From the 2026 budget audit

Should the state run its own think-tank?

The Institute for National Strategy costs 914.7 million Ft in salaries alone — for research the government itself has already slated for closure.

Roughly 230 Ft per taxpayer per year in payroll — for a body the state's own restructuring list marks for elimination.

1 bn HUF allocation 203 HUF / taxpayer / year

What you see — and what you don't

The seen: a research institute producing analysis on Hungarian heritage and the Carpathian Basin. The unseen: the wage-earner whose tax funds research whose value no price signal can establish — and which a government committee has already decided is unnecessary.

Objection

"But we need national-strategic research — who else will do it?"

Answer

Universities, independent institutes, and the diplomatic service already produce foreign-policy and heritage analysis. The state cannot determine whether a dedicated budget line produces research worth its cost; the government's own bureaucracy-reduction programme reached the same conclusion. The transition protects staff with 24 months of bridged salary.

Share if you think state-run think-tanks should face the same scrutiny as any other budget line.

The analyst's verdict

Personnel Expenditures (Institute for National Strategy)

Rationale

The Institute conducts research, surveys and analysis on Hungarian heritage and the Hungarian communities of the Carpathian Basin. Whatever the merit of that research, it is not a rights-protection function, not a constitutional precondition, and not a protective response to involuntary harm. It is a state-funded think-tank — and a state cannot determine through a budget line the optimal quantity or direction of strategic research, because there is no price signal telling it whether the research is worth its cost. The Hungarian government itself has reached a structurally similar conclusion: the Institute is among the seventy-plus state bodies slated for elimination or restructuring, with its functions to be absorbed by the Veritas Institute.[^1] When the government's own bureaucracy-reduction programme already marks a body for closure, the classical-liberal recommendation is simply to follow through cleanly rather than fold it into a successor.

Transition mechanism

The protected party is the Institute's permanent staff — a small professional cohort (the personnel line is 914.7 millió Ft, employer contributions 148.6 millió Ft, so roughly a few dozen researchers and administrators on standard public-sector salaries).
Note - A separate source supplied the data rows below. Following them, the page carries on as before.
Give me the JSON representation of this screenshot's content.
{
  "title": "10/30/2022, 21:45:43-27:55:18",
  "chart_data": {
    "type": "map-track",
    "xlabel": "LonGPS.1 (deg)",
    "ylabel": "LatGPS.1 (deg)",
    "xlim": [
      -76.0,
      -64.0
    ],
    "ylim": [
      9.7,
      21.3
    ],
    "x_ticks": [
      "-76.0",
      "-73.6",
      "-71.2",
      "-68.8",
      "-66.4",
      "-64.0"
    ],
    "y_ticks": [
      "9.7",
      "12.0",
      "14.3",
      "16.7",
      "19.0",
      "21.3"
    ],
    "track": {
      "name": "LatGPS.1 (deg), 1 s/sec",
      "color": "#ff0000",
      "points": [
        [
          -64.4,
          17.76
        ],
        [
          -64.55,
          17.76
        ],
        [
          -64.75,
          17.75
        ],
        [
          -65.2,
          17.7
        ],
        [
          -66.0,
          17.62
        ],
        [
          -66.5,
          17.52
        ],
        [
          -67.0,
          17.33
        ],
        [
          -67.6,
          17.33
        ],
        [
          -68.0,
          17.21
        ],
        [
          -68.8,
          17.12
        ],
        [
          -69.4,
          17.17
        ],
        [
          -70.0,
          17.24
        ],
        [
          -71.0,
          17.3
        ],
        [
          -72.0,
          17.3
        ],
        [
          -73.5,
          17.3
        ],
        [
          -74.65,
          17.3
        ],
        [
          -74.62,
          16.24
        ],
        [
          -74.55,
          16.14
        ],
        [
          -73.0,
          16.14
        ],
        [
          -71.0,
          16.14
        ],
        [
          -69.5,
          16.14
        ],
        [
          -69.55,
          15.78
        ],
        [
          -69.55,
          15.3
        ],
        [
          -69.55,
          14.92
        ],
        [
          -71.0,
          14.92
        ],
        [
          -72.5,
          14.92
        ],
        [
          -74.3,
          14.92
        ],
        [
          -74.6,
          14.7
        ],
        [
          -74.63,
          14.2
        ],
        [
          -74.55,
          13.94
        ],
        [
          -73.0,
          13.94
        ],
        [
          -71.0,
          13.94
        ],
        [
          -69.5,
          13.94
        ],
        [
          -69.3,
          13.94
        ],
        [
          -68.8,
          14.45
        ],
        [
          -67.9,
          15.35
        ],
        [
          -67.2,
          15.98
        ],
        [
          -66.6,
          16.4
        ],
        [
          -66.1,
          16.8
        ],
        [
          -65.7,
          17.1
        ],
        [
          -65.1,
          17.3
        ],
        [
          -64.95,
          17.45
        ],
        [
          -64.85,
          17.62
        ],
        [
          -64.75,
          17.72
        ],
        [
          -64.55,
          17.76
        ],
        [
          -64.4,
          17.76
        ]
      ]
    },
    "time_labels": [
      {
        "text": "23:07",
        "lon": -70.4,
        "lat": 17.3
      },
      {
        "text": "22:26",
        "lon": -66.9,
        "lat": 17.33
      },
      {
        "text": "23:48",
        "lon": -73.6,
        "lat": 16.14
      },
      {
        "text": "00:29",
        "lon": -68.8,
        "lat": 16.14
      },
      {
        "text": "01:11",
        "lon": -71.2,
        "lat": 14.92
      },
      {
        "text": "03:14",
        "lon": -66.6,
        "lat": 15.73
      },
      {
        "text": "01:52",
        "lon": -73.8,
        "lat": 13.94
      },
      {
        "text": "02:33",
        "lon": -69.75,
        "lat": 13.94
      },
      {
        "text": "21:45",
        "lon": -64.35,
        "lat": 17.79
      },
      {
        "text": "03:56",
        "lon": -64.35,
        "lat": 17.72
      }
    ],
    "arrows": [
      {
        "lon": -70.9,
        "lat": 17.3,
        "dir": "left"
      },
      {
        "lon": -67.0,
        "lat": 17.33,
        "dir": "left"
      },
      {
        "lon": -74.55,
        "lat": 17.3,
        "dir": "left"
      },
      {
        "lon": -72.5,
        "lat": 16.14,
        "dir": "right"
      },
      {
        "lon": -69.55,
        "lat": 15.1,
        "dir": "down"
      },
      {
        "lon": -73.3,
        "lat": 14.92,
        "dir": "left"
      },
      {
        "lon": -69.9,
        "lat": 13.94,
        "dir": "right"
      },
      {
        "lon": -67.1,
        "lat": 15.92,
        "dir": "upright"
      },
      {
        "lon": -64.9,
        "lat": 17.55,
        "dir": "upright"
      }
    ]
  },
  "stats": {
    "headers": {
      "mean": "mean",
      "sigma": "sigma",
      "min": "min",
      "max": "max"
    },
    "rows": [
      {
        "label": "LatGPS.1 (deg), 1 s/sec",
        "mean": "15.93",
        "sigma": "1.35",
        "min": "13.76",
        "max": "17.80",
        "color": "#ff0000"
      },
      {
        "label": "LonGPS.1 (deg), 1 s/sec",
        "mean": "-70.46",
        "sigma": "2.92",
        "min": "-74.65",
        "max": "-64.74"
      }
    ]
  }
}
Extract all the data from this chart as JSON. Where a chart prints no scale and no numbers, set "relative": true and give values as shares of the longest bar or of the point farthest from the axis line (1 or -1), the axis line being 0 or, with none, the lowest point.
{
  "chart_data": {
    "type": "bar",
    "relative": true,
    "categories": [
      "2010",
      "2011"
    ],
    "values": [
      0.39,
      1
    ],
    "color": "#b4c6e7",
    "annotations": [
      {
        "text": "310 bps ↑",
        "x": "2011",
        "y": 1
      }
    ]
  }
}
Severance-with-overlap over two years: staff retain full state salary for up to 24 months and may take private-sector or academic employment during that window, keeping both incomes. The bridge cost equals the payroll itself — 1,063.3 millió Ft across XI-E7 and XI-E8 — and is the only honoured component. The 292.9 millió Ft operating-cost line and the 31.7 millió Ft capital line carry no reliance interest of permanent employees; they hit zero in the first budget cycle. Researchers with analytical and language skills are among the most transferable of public-sector workers; the household path is private-sector or university re-employment well inside the 24-month window.

Affected groups

The Institute's permanent staff (a small cohort); contracted suppliers, whose contracts run off rather than being abrogated.